Effects of auditory changes: Numerous changes in the ears cause difficulty hearing and distinguishing sounds. An increase in rigidity of the small bones in the middle ear, decreased elasticity of the eardrum, and atrophy of the inner ear are all normal age-related changes.3 High-frequency sounds and consonants, (f, g, k, s, t) as well as two- syllable words, are difficult to understand.When voices and sounds are in a lower pitch, the patient better deciphers them.3 Speaking louder does not improve an older person’s ability to hear and understand.3,4

Effects of memory changes: Aging can also affect memory and recall information. It may take longer for information to be retained and recalled in older adults than with a younger population.6 Often, elderly patients have a difficult time retaining and storing information due to the pace at which it is presented. Working memory is diminished at older ages and can cause a need for increased learning time.6

SEE ALSO: Pain Assessment in Seniors

When developing a positive learning environment for older adults, it is important to cater to their potential deficits. Strategies include the following:

  • Lighting should be soft white with very little glare.5
  • Maintaining eye contact and keeping your mouth visible to patients with visual and hearing impairments improves understanding.5
  • The learning environment should be free of distractions.3
  • Keeping learning sessions to only five or less teaching points will improve retention and understanding.3
  • Using a variety of media (i.e., written material, illustrations, oral presentations and practice sessions) allows learning to be supported, even if the patient has difficulty understanding a specific type of material.5
  • Printed materials should be created to benefit the patient and allow for him or her to take them home and have time for review and self-paced learning.6 Material should be prepared in 12- to 14-point type; Times Roman font is considered the easiest to read.5 Information should be written in both upper and lower case letters. Using colors from the warmer end of the spectrum (red, orange, yellow) enhances visibility.5
  • Language should be free of medical jargon and should be written at a fifth- to eighth-grade reading level.Doing so ensures that most elderly patients will be able to read and comprehend the information presented.
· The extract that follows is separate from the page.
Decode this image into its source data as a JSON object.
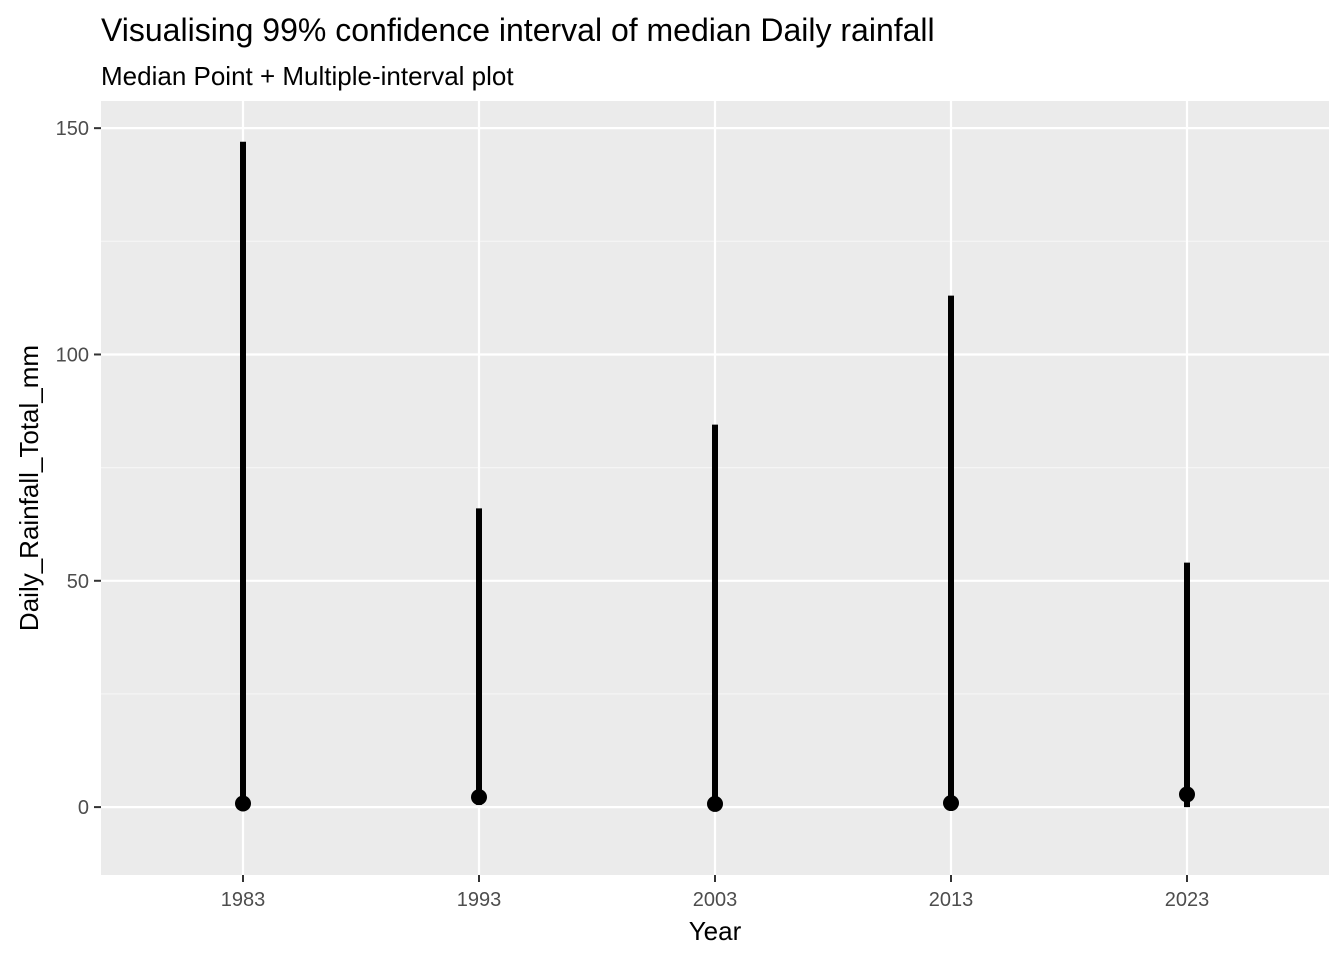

Lana Reinhardt is a family nurse practitioner at the University of Pittsburgh Medical Center in Pittsburgh.

1. Pearson M. Gerogogy in patient education-revisited. Okla Nurse. 2011;56(2):12-17.

2. Young K. Health, health promotion and the elderly. J Clin Nurs. 1996;5(4):241-248.

3. Speros C. More than words: promoting health literacy in older adults. Online Journal of Issues in Nursing. 2009;14(3):6.

4. Ruholl L. Tips for teaching the elderly. RN. 2003;66(5):48-52.

5. Best J. Effective teaching for the elderly: back to basics. Orthop Nurs. 2001;20(3):46-52.

6. Shields Rigdon A. Development of patient education for older adults receiving chemotherapy. Clin J Oncol Nurs. 2010;14(4):433-441.